There are Jung Typology tests which are broken down into four categories: Extrovert or Introvert, Sensing or Intuitive, Feeling or Thinking, Judgment or Perception. The test places you in a four letter acronym category say for example, “ISTJ” which would be Introvert, Sensitive, Thinking, Judging. There are also “The Big Five” tests, which splits all traits into five traits: Social or Reserved, Limbic or Calm, Organized or Unstructured, Accommodating or Egocentric, Non-curious or Inquisitive. There is also a relatively new test called MOTIV and this test splits personality into five components as well: Materialist or Subjectivist, Offbeat or Conventional, Thinking or Emotional, Intimate or Withholding, Vital or Depressed. There are also many others, including left brain versus right brain tests, intelligence tests, and multi-perspective tests.
According to psychologist Robert G Heyward, the real reason for a personality test and the true reason that they are important is because they give us self-awareness. “Real self-awareness enables us to understand and live with all the things we do not really wish to know, admit, or believe about ourselves. It also levels us; makes us realize we are all human, limited, and that none of us has a claim to any more or less importance than another.”
Self-awareness is what fuels happy relationships. It is what helps each person relate to another and allows each and every one of us to realize what our imperfections are and fix them.
So can taking a personality test really change you? If you take the right one and understand that the faults that you are born with can be turned into your greatest strengths, then it can. If you allow yourself to be one of the multitude and prone to the same faults as others, it can humble you and help you be a better person.
So am I a proponent of personality tests? After taking the Jung Typology test and slowly reading my personality’s strengths and weaknesses — YES! Do I think that it is the be all and end all the world’s problems — NO! But it is definitely a big step in a person’s personal development and a stepping stone to becoming the person that we all hope to one day be.
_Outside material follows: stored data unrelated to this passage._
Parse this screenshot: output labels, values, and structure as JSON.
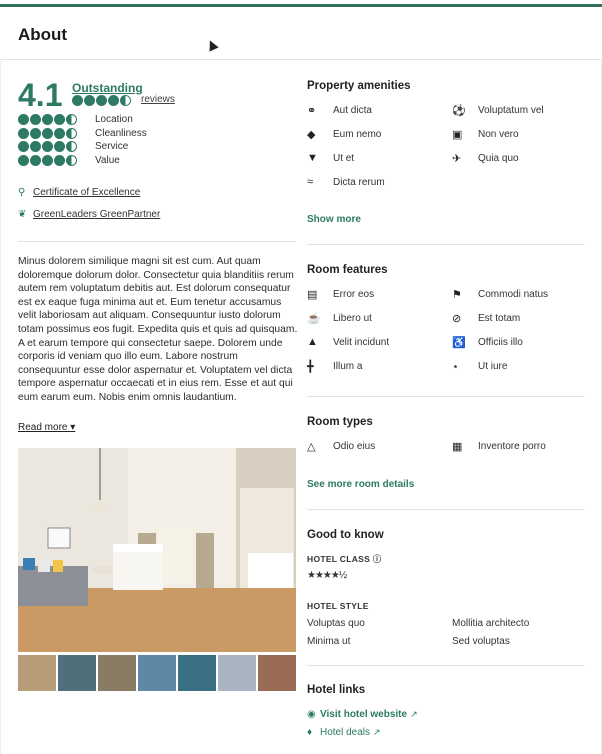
{
  "header": {
    "title": "About"
  },
  "rating": {
    "score": "4.1",
    "word": "Outstanding",
    "reviews_label": "reviews",
    "bubbles": 4.5,
    "subratings": [
      {
        "label": "Location",
        "bubbles": 4.5
      },
      {
        "label": "Cleanliness",
        "bubbles": 4.5
      },
      {
        "label": "Service",
        "bubbles": 4.5
      },
      {
        "label": "Value",
        "bubbles": 4.5
      }
    ]
  },
  "awards": [
    {
      "label": "Certificate of Excellence",
      "icon": "award-icon"
    },
    {
      "label": "GreenLeaders GreenPartner",
      "icon": "leaf-icon"
    }
  ],
  "description": "Minus dolorem similique magni sit est cum. Aut quam doloremque dolorum dolor. Consectetur quia blanditiis rerum autem rem voluptatum debitis aut. Est dolorum consequatur est ex eaque fuga minima aut et. Eum tenetur accusamus velit laboriosam aut aliquam. Consequuntur iusto dolorum totam possimus eos fugit. Expedita quis et quis ad quisquam. A et earum tempore qui consectetur saepe. Dolorem unde corporis id veniam quo illo eum. Labore nostrum consequuntur esse dolor aspernatur et. Voluptatem vel dicta tempore aspernatur occaecati et in eius rem. Esse et aut qui eum earum eum. Nobis enim omnis laudantium.",
  "read_more": "Read more",
  "amenities": {
    "title": "Property amenities",
    "items": [
      {
        "label": "Aut dicta",
        "icon": "bicycle-icon"
      },
      {
        "label": "Voluptatum vel",
        "icon": "ball-icon"
      },
      {
        "label": "Eum nemo",
        "icon": "fish-icon"
      },
      {
        "label": "Non vero",
        "icon": "bus-icon"
      },
      {
        "label": "Ut et",
        "icon": "cocktail-icon"
      },
      {
        "label": "Quia quo",
        "icon": "plane-icon"
      },
      {
        "label": "Dicta rerum",
        "icon": "swim-icon"
      }
    ],
    "show_more": "Show more"
  },
  "room_features": {
    "title": "Room features",
    "items": [
      {
        "label": "Error eos",
        "icon": "bed-icon"
      },
      {
        "label": "Commodi natus",
        "icon": "flag-icon"
      },
      {
        "label": "Libero ut",
        "icon": "coffee-icon"
      },
      {
        "label": "Est totam",
        "icon": "no-smoking-icon"
      },
      {
        "label": "Velit incidunt",
        "icon": "service-bell-icon"
      },
      {
        "label": "Officiis illo",
        "icon": "wheelchair-icon"
      },
      {
        "label": "Illum a",
        "icon": "dumbbell-icon"
      },
      {
        "label": "Ut iure",
        "icon": "wifi-icon"
      }
    ]
  },
  "room_types": {
    "title": "Room types",
    "items": [
      {
        "label": "Odio eius",
        "icon": "tent-icon"
      },
      {
        "label": "Inventore porro",
        "icon": "building-icon"
      }
    ],
    "more": "See more room details"
  },
  "good_to_know": {
    "title": "Good to know",
    "hotel_class_label": "HOTEL CLASS",
    "stars": "★★★★½",
    "hotel_style_label": "HOTEL STYLE",
    "styles": [
      "Voluptas quo",
      "Mollitia architecto",
      "Minima ut",
      "Sed voluptas"
    ]
  },
  "hotel_links": {
    "title": "Hotel links",
    "website": "Visit hotel website",
    "deals": "Hotel deals"
  },
  "colors": {
    "accent": "#2c7a64",
    "topline": "#2f6f5e"
  }
}
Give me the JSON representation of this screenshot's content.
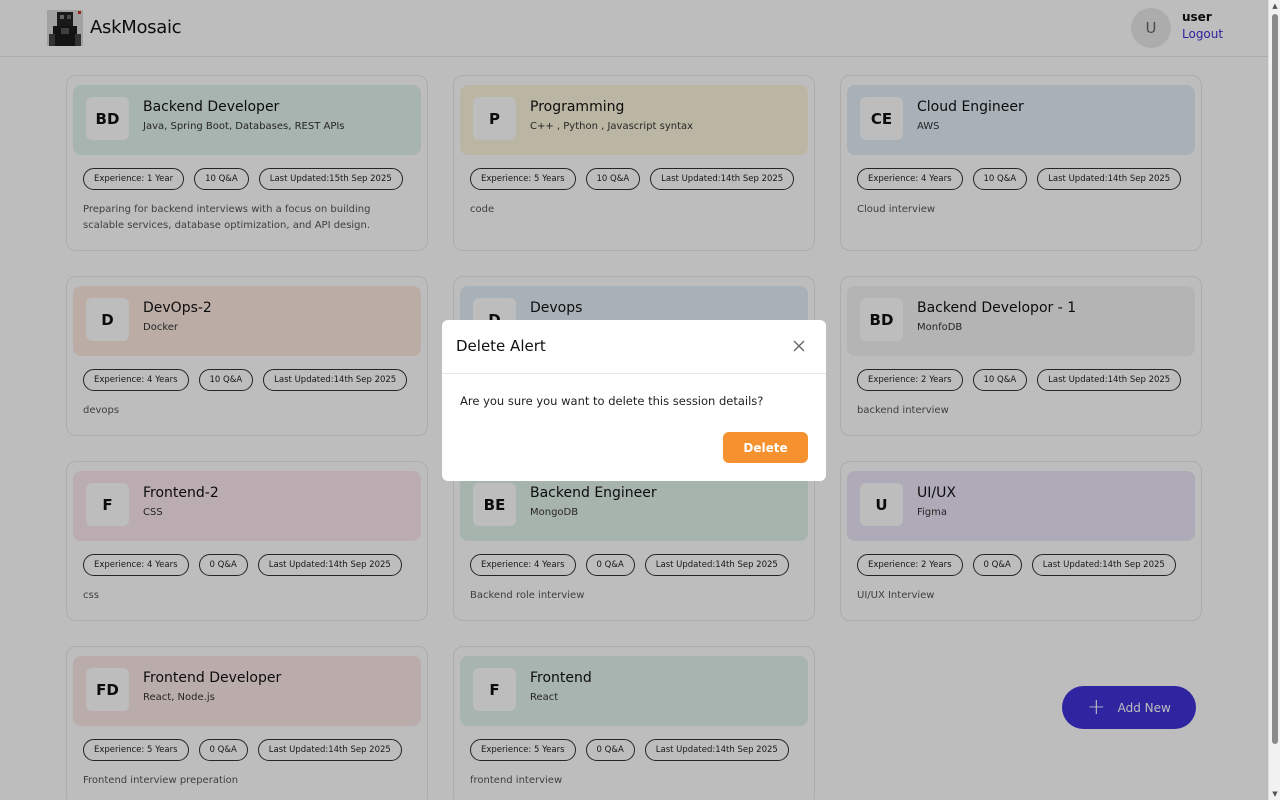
{
  "header": {
    "brand": "AskMosaic",
    "avatar_initial": "U",
    "user_name": "user",
    "logout_label": "Logout"
  },
  "cards": [
    {
      "initials": "BD",
      "role": "Backend Developer",
      "topics": "Java, Spring Boot, Databases, REST APIs",
      "experience": "Experience: 1 Year",
      "qa": "10 Q&A",
      "updated": "Last Updated:15th Sep 2025",
      "description": "Preparing for backend interviews with a focus on building scalable services, database optimization, and API design.",
      "color": "#e2f3ee"
    },
    {
      "initials": "P",
      "role": "Programming",
      "topics": "C++ , Python , Javascript syntax",
      "experience": "Experience: 5 Years",
      "qa": "10 Q&A",
      "updated": "Last Updated:14th Sep 2025",
      "description": "code",
      "color": "#fdf6dc"
    },
    {
      "initials": "CE",
      "role": "Cloud Engineer",
      "topics": "AWS",
      "experience": "Experience: 4 Years",
      "qa": "10 Q&A",
      "updated": "Last Updated:14th Sep 2025",
      "description": "Cloud interview",
      "color": "#e3eff8"
    },
    {
      "initials": "D",
      "role": "DevOps-2",
      "topics": "Docker",
      "experience": "Experience: 4 Years",
      "qa": "10 Q&A",
      "updated": "Last Updated:14th Sep 2025",
      "description": "devops",
      "color": "#fde9e1"
    },
    {
      "initials": "D",
      "role": "Devops",
      "topics": "",
      "experience": "",
      "qa": "",
      "updated": "",
      "description": "",
      "color": "#e3eff8"
    },
    {
      "initials": "BD",
      "role": "Backend Developor - 1",
      "topics": "MonfoDB",
      "experience": "Experience: 2 Years",
      "qa": "10 Q&A",
      "updated": "Last Updated:14th Sep 2025",
      "description": "backend interview",
      "color": "#f3f3f3"
    },
    {
      "initials": "F",
      "role": "Frontend-2",
      "topics": "CSS",
      "experience": "Experience: 4 Years",
      "qa": "0 Q&A",
      "updated": "Last Updated:14th Sep 2025",
      "description": "css",
      "color": "#fbe9ee"
    },
    {
      "initials": "BE",
      "role": "Backend Engineer",
      "topics": "MongoDB",
      "experience": "Experience: 4 Years",
      "qa": "0 Q&A",
      "updated": "Last Updated:14th Sep 2025",
      "description": "Backend role interview",
      "color": "#e2f3ea"
    },
    {
      "initials": "U",
      "role": "UI/UX",
      "topics": "Figma",
      "experience": "Experience: 2 Years",
      "qa": "0 Q&A",
      "updated": "Last Updated:14th Sep 2025",
      "description": "UI/UX Interview",
      "color": "#ebe6f9"
    },
    {
      "initials": "FD",
      "role": "Frontend Developer",
      "topics": "React, Node.js",
      "experience": "Experience: 5 Years",
      "qa": "0 Q&A",
      "updated": "Last Updated:14th Sep 2025",
      "description": "Frontend interview preperation",
      "color": "#fde8e8"
    },
    {
      "initials": "F",
      "role": "Frontend",
      "topics": "React",
      "experience": "Experience: 5 Years",
      "qa": "0 Q&A",
      "updated": "Last Updated:14th Sep 2025",
      "description": "frontend interview",
      "color": "#e2f3ee"
    }
  ],
  "add_new": {
    "label": "Add New",
    "color": "#4133d8"
  },
  "modal": {
    "title": "Delete Alert",
    "message": "Are you sure you want to delete this session details?",
    "delete_label": "Delete",
    "delete_color": "#f5912e"
  }
}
As a Business Management Major, the career application of Robert Heyward’s self-awareness theory was all too clear. Human Resources, Sales, Administrative jobs — these all require an understanding of people and how they relate to the world around them. Understanding how you view something and how others view it is the key to smooth relationships. Using new found self-awareness to better your relationship with your peers, boss, and co-workers will help ease your path to your ultimate career goals, no matter what industry you pursue.